Os novos valores equivalem a uma diminuição de mais de 50% do valor que foi cobrado em 2019: redução de 68% para automóveis e 86% para motos.

Com a alteração, o custo será de R$ 5,21 para carros e R$ 12,25 para motocicletas.

A medida de redução tem previsão para ser aplicada durante os próximos 4 anos.

Esses valores, assim como nos anos anteriores, devem ser quitados junto com o valor do IPVA ou junto da primeira parcela da taxa, quando o valor do imposto for dividido em parcelas mensais.

A redução do valor é uma decisão tomada tendo por base o acúmulo de fundos com os valores que vêm sendo pagos em seguro pelos proprietários de veículos nos últimos anos.

Assim, entende-se que o custo do seguro excede o necessário para cobrir os danos causados por acidentes de trânsito no Brasil.

Segundo a SUSEP (Superintendência de Seguros Privados), a cobrança mais alta do que o necessário é resultado de casos de corrupção, que incluem fraudes dentro do próprio sistema.

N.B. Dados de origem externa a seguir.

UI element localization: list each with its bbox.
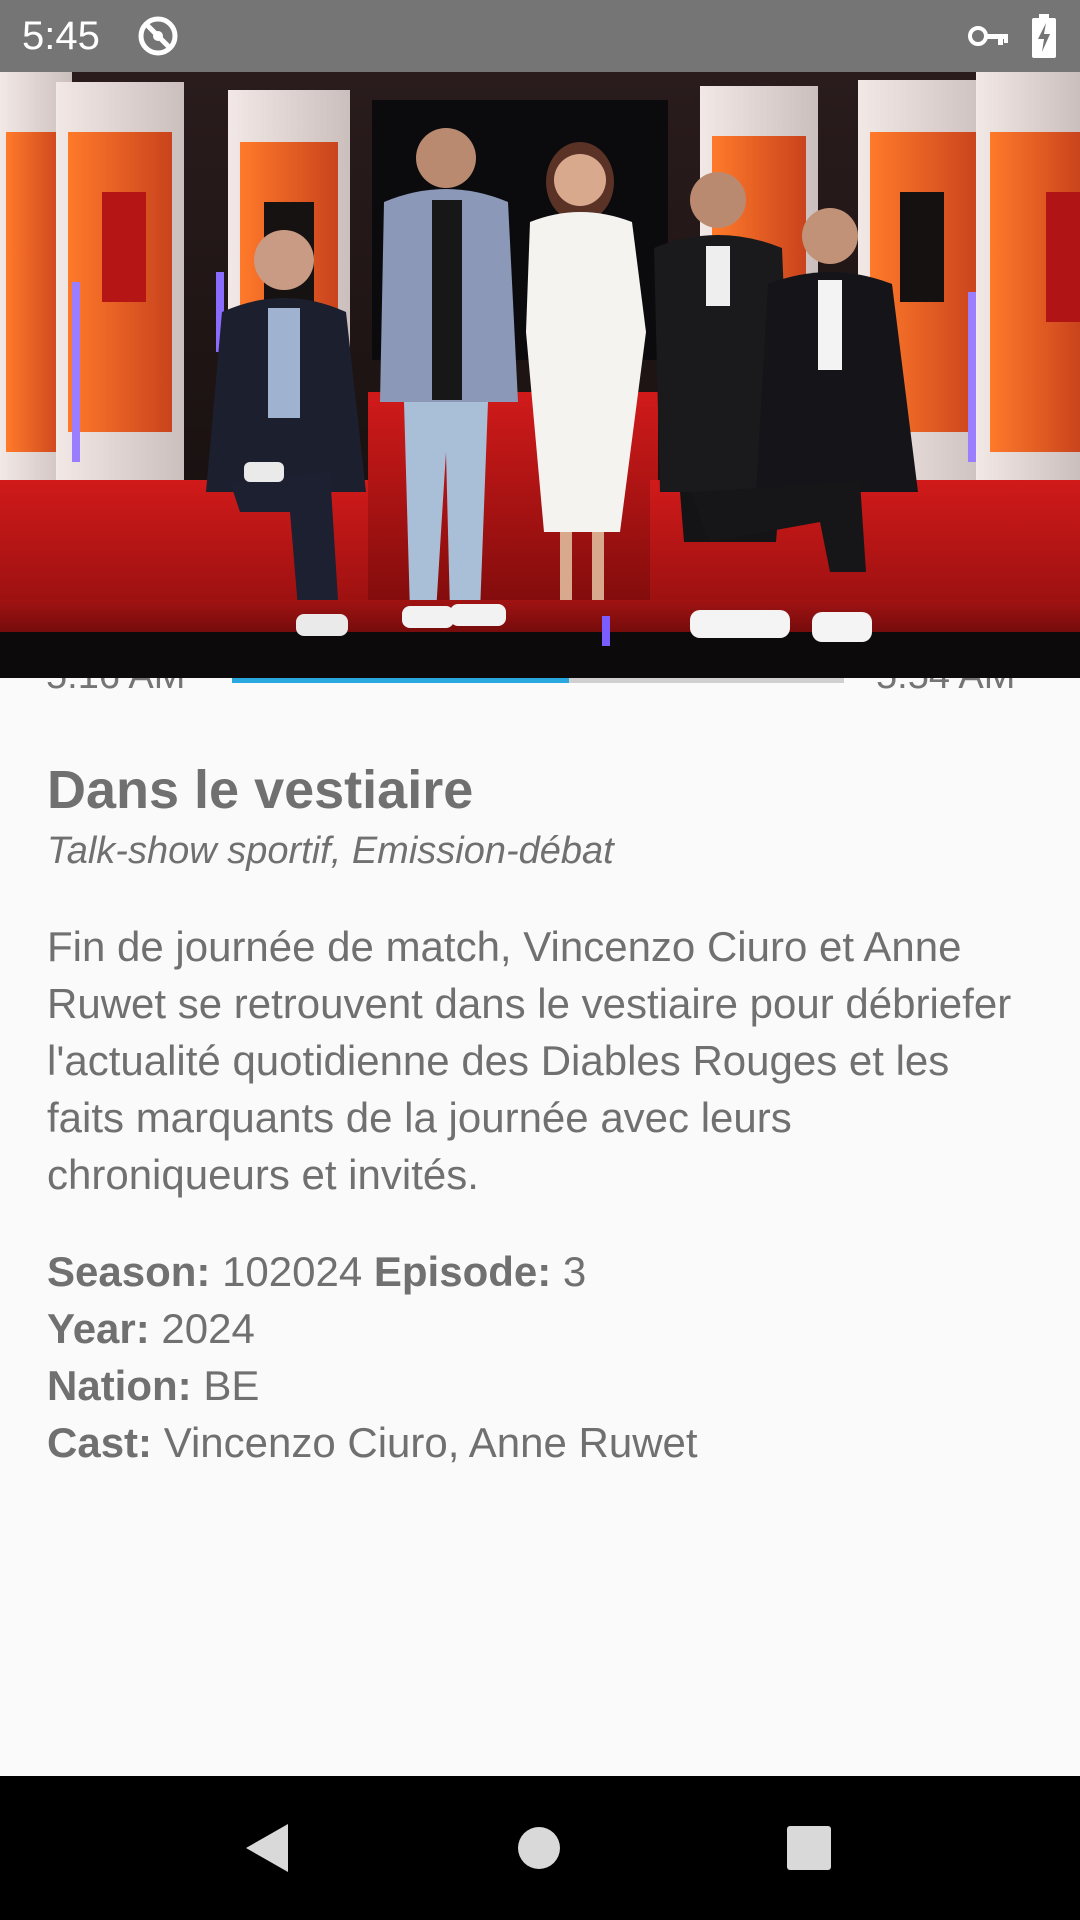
cast-label: Cast: [47,1419,153,1466]
year-label: Year: [47,1305,150,1352]
program-title: Dans le vestiaire [47,760,474,820]
program-details: Dans le vestiaire Talk-show sportif, Emi… [47,750,1037,1471]
progress-fill [232,678,569,683]
year-row: Year: 2024 [47,1300,1037,1357]
hero-image [0,72,1080,678]
nation-value: BE [203,1362,260,1409]
progress-bar [232,678,844,683]
episode-value: 3 [562,1248,587,1295]
cast-row: Cast: Vincenzo Ciuro, Anne Ruwet [47,1414,1037,1471]
episode-label: Episode: [373,1248,552,1295]
home-icon[interactable] [503,1812,575,1884]
navigation-bar [0,1776,1080,1920]
recents-icon[interactable] [773,1812,845,1884]
do-not-disturb-icon [138,16,178,56]
season-value: 102024 [222,1248,363,1295]
status-time: 5:45 [22,14,100,58]
hero-image-bottom [0,600,1080,678]
season-label: Season: [47,1248,211,1295]
season-episode-row: Season: 102024 Episode: 3 [47,1243,1037,1300]
battery-charging-icon [1032,14,1056,58]
status-bar: 5:45 [0,0,1080,72]
back-icon[interactable] [230,1812,302,1884]
screen: 5:45 Dans le vestiaire Talk-show sportif… [0,0,1080,1920]
program-metadata: Season: 102024 Episode: 3 Year: 2024 Nat… [47,1243,1037,1471]
year-value: 2024 [161,1305,255,1352]
nation-row: Nation: BE [47,1357,1037,1414]
vpn-key-icon [968,26,1008,46]
program-genres: Talk-show sportif, Emission-débat [47,830,614,872]
cast-value: Vincenzo Ciuro, Anne Ruwet [163,1419,698,1466]
program-description: Fin de journée de match, Vincenzo Ciuro … [47,923,1012,1198]
nation-label: Nation: [47,1362,192,1409]
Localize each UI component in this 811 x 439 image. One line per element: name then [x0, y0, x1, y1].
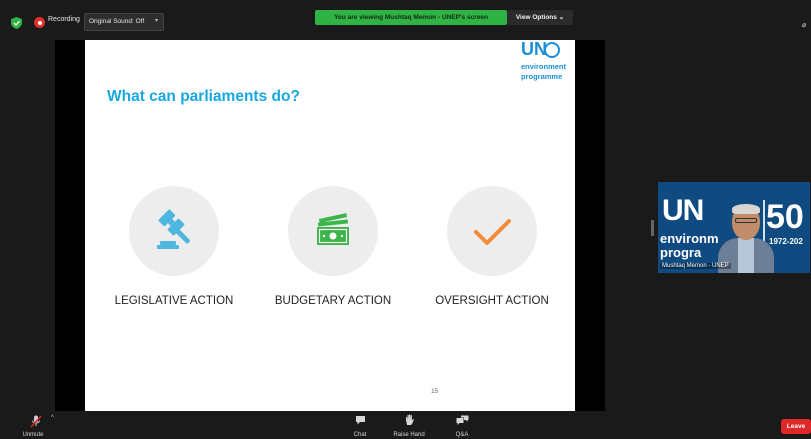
logo-environment-text: environment	[521, 62, 567, 71]
participant-hair	[732, 204, 760, 214]
video-background-divider	[763, 200, 765, 242]
oversight-icon-circle	[447, 186, 537, 276]
chat-label: Chat	[353, 432, 367, 438]
audio-options-chevron-icon[interactable]: ^	[51, 415, 54, 421]
video-panel-drag-handle[interactable]	[651, 220, 654, 236]
legislative-action-label: LEGISLATIVE ACTION	[114, 295, 234, 307]
slide-page-number: 15	[431, 388, 439, 395]
raise-hand-button[interactable]: Raise Hand	[389, 413, 429, 439]
participant-video-tile[interactable]: UN environm progra 50 1972-202 Mushtaq M…	[658, 182, 810, 273]
qa-bubbles-icon	[456, 415, 469, 425]
logo-programme-text: programme	[521, 72, 563, 81]
participant-glasses	[735, 218, 757, 223]
fullscreen-icon[interactable]: ⌀	[802, 21, 806, 29]
raised-hand-icon	[406, 414, 414, 425]
raise-hand-label: Raise Hand	[393, 432, 425, 438]
video-background-prog-text: progra	[660, 245, 702, 260]
qa-button[interactable]: Q&A	[447, 413, 477, 439]
video-background-env-text: environm	[660, 231, 719, 246]
unmute-label: Unmute	[22, 432, 44, 438]
oversight-action-label: OVERSIGHT ACTION	[435, 295, 549, 307]
qa-label: Q&A	[455, 432, 469, 438]
meeting-top-bar: Recording Original Sound: Off ▾ You are …	[0, 0, 811, 40]
un-emblem-icon	[544, 42, 560, 58]
legislative-icon-circle	[129, 186, 219, 276]
video-background-years-text: 1972-202	[769, 237, 803, 246]
recording-indicator-icon	[34, 17, 45, 28]
slide-title: What can parliaments do?	[107, 88, 300, 105]
presentation-slide: What can parliaments do? UN environment …	[85, 39, 575, 411]
view-options-button[interactable]: View Options ⌄	[507, 10, 573, 25]
gavel-icon	[157, 209, 190, 249]
screen-share-banner: You are viewing Mushtaq Memon - UNEP's s…	[315, 10, 507, 25]
participant-shirt	[738, 238, 754, 273]
video-background-50-text: 50	[766, 198, 804, 236]
chat-button[interactable]: Chat	[345, 413, 375, 439]
budgetary-action-label: BUDGETARY ACTION	[274, 295, 392, 307]
original-sound-button[interactable]: Original Sound: Off ▾	[84, 13, 164, 31]
participant-name-label: Mushtaq Memon - UNEP	[660, 263, 731, 269]
recording-label: Recording	[48, 16, 80, 23]
money-icon	[317, 213, 349, 245]
security-shield-icon[interactable]	[11, 17, 22, 29]
chevron-down-icon: ▾	[155, 18, 159, 24]
chat-bubble-icon	[356, 416, 365, 425]
video-background-un-text: UN	[662, 194, 704, 227]
checkmark-icon	[474, 219, 511, 245]
budgetary-icon-circle	[288, 186, 378, 276]
original-sound-label: Original Sound: Off	[89, 18, 145, 25]
leave-button[interactable]: Leave	[781, 419, 811, 434]
unmute-button[interactable]: Unmute	[22, 413, 52, 439]
muted-microphone-icon	[30, 415, 42, 428]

A descoberta e a reparação de ações fraudulentas começaram a ser realizadas em 2015, por ação da Polícia Federal. Neste ano, o ajuste, proposto pela própria SUSEP, começará a reparar o excedente acumulado, que chega a 5,8 milhões de reais.

Além da medida de redução dos valores, outras modificações relacionadas ao seguro DPVAT estão previstas.

Dentre elas, está o término do monopólio da Seguradora Líder, que é a única, no momento, a controlar os seguros DPVAT pagos em todo o País.

O gerenciamento dos seguros por apenas uma administradora foi questionado pela Polícia Federal (PF) e pelo Tribunal de Contas da União (TCU), que observam a monopolização como uma decisão para casos de exceção.